A team of researchers have completed the genome sequencing and analysis of the endangered Chinese alligator, making it the first published crocodilian genome and offering a new look into how the land-based reptile has come to adapt to its watery environment over time.
Published in the journal Cell Research, the study was conducted by scientists from Zhejiang University and BGI who collected a Chinese alligator sample from Changxing Yinjiabian Chinese Alligator Nature Reserve in Zhejiang Province, China.
The resulting genomic data offers DNA-level evidence as to why the creature can hold its breath under water for an extended period of time, including the duplication of the bicarbonate-binding hemoglobin gene and positively selected energy metabolism, among other things.
The scientists were also able to identify the genetic signatures of the alligator's powerful sensory and immune system.

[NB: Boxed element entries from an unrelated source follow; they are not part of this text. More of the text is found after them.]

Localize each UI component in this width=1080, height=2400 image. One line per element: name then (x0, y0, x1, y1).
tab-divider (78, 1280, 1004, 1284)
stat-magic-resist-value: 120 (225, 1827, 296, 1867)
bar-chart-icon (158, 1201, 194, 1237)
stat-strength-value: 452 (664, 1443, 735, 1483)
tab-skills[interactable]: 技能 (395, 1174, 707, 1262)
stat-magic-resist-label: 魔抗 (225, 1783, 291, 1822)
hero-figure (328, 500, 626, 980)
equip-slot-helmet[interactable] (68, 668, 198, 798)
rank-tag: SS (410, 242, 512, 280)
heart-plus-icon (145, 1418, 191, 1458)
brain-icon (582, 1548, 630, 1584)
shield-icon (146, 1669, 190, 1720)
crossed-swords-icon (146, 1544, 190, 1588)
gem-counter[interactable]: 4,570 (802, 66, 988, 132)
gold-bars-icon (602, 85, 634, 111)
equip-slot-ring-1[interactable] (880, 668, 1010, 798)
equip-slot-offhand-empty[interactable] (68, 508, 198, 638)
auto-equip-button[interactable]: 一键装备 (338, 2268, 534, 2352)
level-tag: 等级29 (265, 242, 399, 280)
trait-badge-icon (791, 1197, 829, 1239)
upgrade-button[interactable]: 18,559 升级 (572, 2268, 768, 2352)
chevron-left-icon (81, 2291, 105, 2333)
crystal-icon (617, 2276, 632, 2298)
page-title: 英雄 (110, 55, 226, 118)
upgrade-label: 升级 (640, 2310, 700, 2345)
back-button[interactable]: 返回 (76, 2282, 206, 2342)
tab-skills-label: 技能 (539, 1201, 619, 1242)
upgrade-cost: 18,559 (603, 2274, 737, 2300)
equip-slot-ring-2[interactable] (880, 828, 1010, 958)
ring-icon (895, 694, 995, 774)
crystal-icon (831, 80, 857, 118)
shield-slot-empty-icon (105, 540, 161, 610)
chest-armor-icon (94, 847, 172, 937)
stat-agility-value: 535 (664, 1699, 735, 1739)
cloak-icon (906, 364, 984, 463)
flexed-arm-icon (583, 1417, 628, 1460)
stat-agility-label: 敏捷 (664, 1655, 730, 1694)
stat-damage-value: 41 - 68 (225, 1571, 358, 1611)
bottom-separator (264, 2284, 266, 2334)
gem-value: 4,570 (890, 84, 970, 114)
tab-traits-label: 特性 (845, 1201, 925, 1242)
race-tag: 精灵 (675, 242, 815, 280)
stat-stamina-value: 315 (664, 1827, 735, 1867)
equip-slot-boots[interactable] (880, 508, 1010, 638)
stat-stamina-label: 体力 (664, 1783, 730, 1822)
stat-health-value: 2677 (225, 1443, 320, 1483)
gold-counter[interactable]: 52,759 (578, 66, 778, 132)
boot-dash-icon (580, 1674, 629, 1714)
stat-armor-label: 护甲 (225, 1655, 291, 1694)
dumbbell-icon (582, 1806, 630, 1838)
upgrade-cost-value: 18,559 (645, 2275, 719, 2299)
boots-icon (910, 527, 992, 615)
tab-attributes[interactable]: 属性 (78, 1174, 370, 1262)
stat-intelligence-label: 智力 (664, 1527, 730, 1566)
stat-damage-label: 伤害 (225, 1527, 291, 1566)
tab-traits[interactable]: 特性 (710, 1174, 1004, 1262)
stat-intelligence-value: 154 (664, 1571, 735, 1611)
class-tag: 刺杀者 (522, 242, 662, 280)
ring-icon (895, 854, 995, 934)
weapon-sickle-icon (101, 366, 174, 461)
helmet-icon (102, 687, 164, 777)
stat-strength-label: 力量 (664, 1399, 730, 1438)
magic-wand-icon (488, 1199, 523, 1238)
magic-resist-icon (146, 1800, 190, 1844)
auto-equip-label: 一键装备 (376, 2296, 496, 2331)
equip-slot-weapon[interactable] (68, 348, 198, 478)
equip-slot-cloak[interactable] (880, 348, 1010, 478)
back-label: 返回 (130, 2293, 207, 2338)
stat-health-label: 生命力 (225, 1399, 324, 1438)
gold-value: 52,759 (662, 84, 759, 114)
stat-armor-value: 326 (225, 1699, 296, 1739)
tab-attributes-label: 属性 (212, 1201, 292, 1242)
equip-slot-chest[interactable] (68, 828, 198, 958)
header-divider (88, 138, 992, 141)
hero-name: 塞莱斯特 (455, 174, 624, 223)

Combined, the data the team collected all points toward a "co-evolution of multiple systems specific to the back-to-the-water transition," according to a press release on the study.
Furthermore, as the Chinese alligator exhibits temperature-dependent sex determination (TSD), the study marks the first sequencing of a TSD species' genome, which, the scientists argue, "will have great implication in resolving sex chromosome evolution."
With just 100 or so left in the wild and 10,000 in captivity, the Chinese alligator ranks as one of the world's critically endangered species. For this reason, scientists are eager to understand its unique ability to live in both water and land habitats as well as increase their ability to save it from extinction.
"The accomplishment of the Chinese alligator genome is significant for understanding its adaptation for both aquatic and terrestrial environments, and more importantly, for the conservation of such an endangered species," Shengkai Pan, Project manager from BGI, said.